Dans le cours de son récit, Guillaume de Tyr évoque une trahison de certains seigneurs francs de Terre Sainte : les damasquins leur ayant versé de l'argent afin qu'ils mènent la croisade vers le sud de la cité, là où il était impossible qu'elle réussisse à prendre Damas,
Dans le paragraphe qui suit la description de la bataille, Guillaume de Tyr va se livrer à une analyse plus précise des causes de l'échec en effectuant une enquête auprès de ceux qui avaient vécu l'événement :
"Je me souviens d'avoir très-souvent questionné à ce sujet des hommes sages, et qui avaient conservé un souvenir très-fidèle des événements de ce temps, et je le faisais principalement avec l'intention de pouvoir consigner dans cette histoire tout ce que j'en aurais appris. Je leur demandais quelle avait été la cause de ce grand malheur, quels étaient les auteurs de ces crimes, comment un projet aussi détestable avait pu être exécuté. J'ai recueilli des rapports fort divers sur les causes que l'on peut assigner à cet événement "
La première mise en cause concerne les seigneurs francs qui espéraient bien obtenir la place qu'ils estimaient leur revenir dans la future principauté de Damas, or ils se virent supplanter par le comte de Flandres, un nouveau venu qui n'aurait dût songer, selon eux, qu'au salut de son âme et qui se révélait n'être venu que pour conquérir une principauté.
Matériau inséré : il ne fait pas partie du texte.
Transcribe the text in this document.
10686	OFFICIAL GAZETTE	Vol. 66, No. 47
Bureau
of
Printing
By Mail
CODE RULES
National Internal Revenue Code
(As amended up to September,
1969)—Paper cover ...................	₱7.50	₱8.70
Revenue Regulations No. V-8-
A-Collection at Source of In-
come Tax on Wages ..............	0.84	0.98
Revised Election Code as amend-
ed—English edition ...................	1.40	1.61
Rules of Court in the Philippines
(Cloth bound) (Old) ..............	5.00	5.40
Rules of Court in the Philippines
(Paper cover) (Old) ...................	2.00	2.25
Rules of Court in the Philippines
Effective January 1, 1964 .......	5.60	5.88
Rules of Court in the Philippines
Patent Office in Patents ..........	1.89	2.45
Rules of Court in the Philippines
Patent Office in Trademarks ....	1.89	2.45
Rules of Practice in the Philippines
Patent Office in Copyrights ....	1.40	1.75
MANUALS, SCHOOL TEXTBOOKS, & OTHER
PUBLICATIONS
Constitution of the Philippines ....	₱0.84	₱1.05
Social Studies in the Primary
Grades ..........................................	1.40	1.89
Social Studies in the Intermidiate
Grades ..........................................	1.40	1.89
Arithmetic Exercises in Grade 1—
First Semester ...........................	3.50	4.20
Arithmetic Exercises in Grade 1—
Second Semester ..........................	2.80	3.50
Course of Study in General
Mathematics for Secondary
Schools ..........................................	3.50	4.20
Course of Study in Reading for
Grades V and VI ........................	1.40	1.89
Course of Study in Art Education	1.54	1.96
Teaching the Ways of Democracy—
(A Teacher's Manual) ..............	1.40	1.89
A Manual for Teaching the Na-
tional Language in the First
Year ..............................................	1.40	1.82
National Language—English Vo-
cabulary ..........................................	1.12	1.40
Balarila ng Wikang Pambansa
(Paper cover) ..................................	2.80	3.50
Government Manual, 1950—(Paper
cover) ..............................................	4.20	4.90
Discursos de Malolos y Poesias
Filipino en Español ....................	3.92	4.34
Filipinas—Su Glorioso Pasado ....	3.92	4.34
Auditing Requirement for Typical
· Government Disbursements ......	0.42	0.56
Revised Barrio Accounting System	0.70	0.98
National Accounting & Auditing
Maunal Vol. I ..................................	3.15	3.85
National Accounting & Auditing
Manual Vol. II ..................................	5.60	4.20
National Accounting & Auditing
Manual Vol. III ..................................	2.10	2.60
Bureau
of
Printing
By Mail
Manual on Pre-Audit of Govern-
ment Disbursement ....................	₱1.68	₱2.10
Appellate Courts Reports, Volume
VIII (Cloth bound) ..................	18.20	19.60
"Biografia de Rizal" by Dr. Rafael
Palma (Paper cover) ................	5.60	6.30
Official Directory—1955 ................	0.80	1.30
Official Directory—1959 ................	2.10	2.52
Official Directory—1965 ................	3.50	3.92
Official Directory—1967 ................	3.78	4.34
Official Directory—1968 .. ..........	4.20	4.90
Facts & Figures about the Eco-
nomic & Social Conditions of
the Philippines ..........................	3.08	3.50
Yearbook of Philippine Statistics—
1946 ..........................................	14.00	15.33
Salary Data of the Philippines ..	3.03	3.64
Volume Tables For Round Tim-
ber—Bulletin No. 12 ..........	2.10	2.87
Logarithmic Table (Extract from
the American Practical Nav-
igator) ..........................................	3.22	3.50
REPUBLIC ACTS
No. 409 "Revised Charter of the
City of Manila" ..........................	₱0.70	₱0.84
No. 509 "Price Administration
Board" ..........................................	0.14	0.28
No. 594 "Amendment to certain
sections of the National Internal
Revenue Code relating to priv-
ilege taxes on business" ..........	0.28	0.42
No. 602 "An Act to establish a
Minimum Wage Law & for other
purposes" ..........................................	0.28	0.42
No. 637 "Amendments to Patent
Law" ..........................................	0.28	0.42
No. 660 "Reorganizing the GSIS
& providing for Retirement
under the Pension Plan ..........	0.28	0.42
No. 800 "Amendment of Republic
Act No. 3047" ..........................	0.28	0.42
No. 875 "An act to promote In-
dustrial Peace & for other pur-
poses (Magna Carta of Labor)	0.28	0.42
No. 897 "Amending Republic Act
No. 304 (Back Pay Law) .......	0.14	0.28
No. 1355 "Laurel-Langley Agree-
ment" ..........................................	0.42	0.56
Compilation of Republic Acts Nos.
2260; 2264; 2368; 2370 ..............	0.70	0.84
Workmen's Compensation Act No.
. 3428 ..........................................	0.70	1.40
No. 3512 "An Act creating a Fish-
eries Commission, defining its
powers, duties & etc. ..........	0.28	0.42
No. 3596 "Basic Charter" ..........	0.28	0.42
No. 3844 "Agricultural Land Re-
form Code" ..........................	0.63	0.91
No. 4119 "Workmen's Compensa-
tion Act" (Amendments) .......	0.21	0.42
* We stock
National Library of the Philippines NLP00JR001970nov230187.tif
Plutôt que lui laisser cette principauté, les seigneurs de Terre-Sainte auraient préféré faire échouer la croisade.
" .. quelques personnes pensent que le comte de Flandre pourrait avoir fourni la première occasion de tous ces maux. Après que les Chrétiens furent arrivés auprès de la ville de Damas, lorsqu'ils se furent emparés de vive force des vergers et du passage du fleuve, enfin lorsqu'on eut commencé le siége de la ville, on dit que le comte alla trouver en particulier et séparément les rois de l'Occident... pour en obtenir que la ville lui fût livrée dès qu'elle serait prise ; on assure même qu'on le lui promit. Quelques-uns des grands de notre royaume en furent instruits, et s'indignèrent .... qu'un si grand prince... qui semblait vouloir combattre pour le Seigneur, sans prétendre à aucune récompense, eût demandé qu'on lui adjugeât une si belle portion du royaume; car ils espéraient que tout ce qui pourrait être conquis avec le concours et par les soins des princes pèlerins tournerait à l'agrandissement du royaume et au profit des seigneurs qui y habitaient. L'indignation qu'ils en ressentirent les poussa jusqu'à cette honteuse pensée d'aimer mieux que la ville demeurât entre les mains des ennemis, que de la voir devenir la propriété du comte; et cela, parce qu'il leur semblait trop cruel pour ceux qui avaient passé toute leur vie à combattre pour le royaume ...de voir des nouveaux venus recueillir les fruits de leurs travaux, tandis qu'eux-mêmes... seraient obligés de renoncer à l'espoir des récompenses que leurs longs services semblaient cependant avoir méritées. "
Un autre accusation est proférée contre le prince d'Antioche que la croisade n'avait pas secouru alors qu'il était aux prises avec les armées de Nur-Al-Din et qu'il perdait peu à peu tous les territoires outre-Oronte.
" D'autres disent que le prince d'Antioche, indigné que le roi de France... l'eût abandonné sans vouloir lui prêter assistance, avait engagé quelques-uns des princes de l'armée ... à faire en sorte que les entreprises du Roi n'eussent aucun succès, et qu'il avait obtenu d'eux qu'ils emploieraient tous leurs soins pour le forcer de se retirer honteusement sans avoir réussi dans ses efforts."
Enfin, Guillaume de Tyr reprend cette accusation de concussion et de trahison qu'il avait déjà formulée dans le récit : certains seigneurs francs ayant reçu de l'argent des habitants de Damas pour faire échouer la croisade.
"D'autres enfin affirment qu'il ne se passa rien autre chose si ce n'est que l'or des ennemis corrompit ceux qui firent tout le mal"
Que peut-on penser de ces allégations ? Difficile de le dire, pourtant si on se réfère aux mentalités des seigneurs francs mettant surtout en avant leur avidité de possessions territoriales même au prix de trahison, on peut penser que la première hypothèse peut être envisagée : l'histoire de la première croisade fourmille de ce type de de traîtrise : la conduite de Bohémond à Antioche et celle de Raymond de Toulouse au siège d'Archas montrent bien que, souvent chez les croisés qui étaient venus sans idée de retour, l'appétit de terres était une motivation beaucoup plus forte que le service de Dieu.